Submitted By: Rachel Sparkman
Tags: capitalism, commodification, corporations, economic sociology, globalization, inequality, marx/marxism, organizations/occupations/work, capital flight, feminization of poverty, maquiladoras, world-systems theory, 00 to 05 mins
Year: 2006; 2012
Length: 4:04; 2:58
Access: clip 1 on YouTube; clip 2 at the New York Times
Summary: These two clips examine the role of low wage work in the global economy. The first clip looks at maquiladoras (multinationally-owned factories operating in tax-free zones in low wage countries) from the documentary Maquilapolis (city of factories). It presents the stories of two female maquiladora workers. Carmen works the graveyard shift at a factory that produces television parts. She was attracted to the maquiladoras because it paid better wages than the rest of Mexico. However, she ultimately suffers from kidney damage and lead poisoning from her years of exposure to toxic chemicals and her employers that do not allow workers to drink water or go to the bathroom during their shift. In a global economy, corporations are attracted to places like Mexico because of their tax-free zones that offer tax breaks and cheap labor that is easily exploitable. Employers expect labor, which is mostly female, to have "agile hands and would be cheap and docile". Ultimately, Carmen's employer moved from Mexico to Indonesia to find cheaper labor and earn higher profits. The clip discusses female labor as a "cheap commodity" that is easily discarded if they become less productive or defend their labor rights.

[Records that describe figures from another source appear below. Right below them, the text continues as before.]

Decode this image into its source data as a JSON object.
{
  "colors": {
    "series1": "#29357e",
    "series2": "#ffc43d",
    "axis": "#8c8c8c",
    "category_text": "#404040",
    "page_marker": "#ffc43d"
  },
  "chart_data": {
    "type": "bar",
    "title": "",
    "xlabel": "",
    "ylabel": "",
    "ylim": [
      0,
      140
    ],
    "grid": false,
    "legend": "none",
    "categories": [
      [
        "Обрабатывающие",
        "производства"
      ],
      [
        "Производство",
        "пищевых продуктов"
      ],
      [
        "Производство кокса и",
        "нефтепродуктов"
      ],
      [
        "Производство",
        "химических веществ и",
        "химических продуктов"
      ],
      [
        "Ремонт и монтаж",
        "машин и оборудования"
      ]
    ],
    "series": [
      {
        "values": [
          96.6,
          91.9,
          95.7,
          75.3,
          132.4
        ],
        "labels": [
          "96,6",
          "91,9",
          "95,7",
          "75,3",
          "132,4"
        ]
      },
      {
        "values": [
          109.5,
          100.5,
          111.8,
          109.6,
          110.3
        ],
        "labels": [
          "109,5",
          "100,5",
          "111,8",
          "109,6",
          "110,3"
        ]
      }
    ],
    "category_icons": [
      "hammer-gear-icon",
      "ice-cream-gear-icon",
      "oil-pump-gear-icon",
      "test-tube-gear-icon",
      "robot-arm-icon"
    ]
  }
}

The second clip documents workers at a Chinese Foxconn factory that employs 120,000 workers with low pay and dangerous working conditions. The clips offer a good illustration of world-systems theory, and viewers can be encouraged to think about the role of maquiladoras in the global economy. How does value flow through the global economy? How is work, gender, and inequality linked to maquiladoras and the mobility of transnational corporations around the world? Do maquiladoras reproduce poverty or can they help nations rise in global value chains?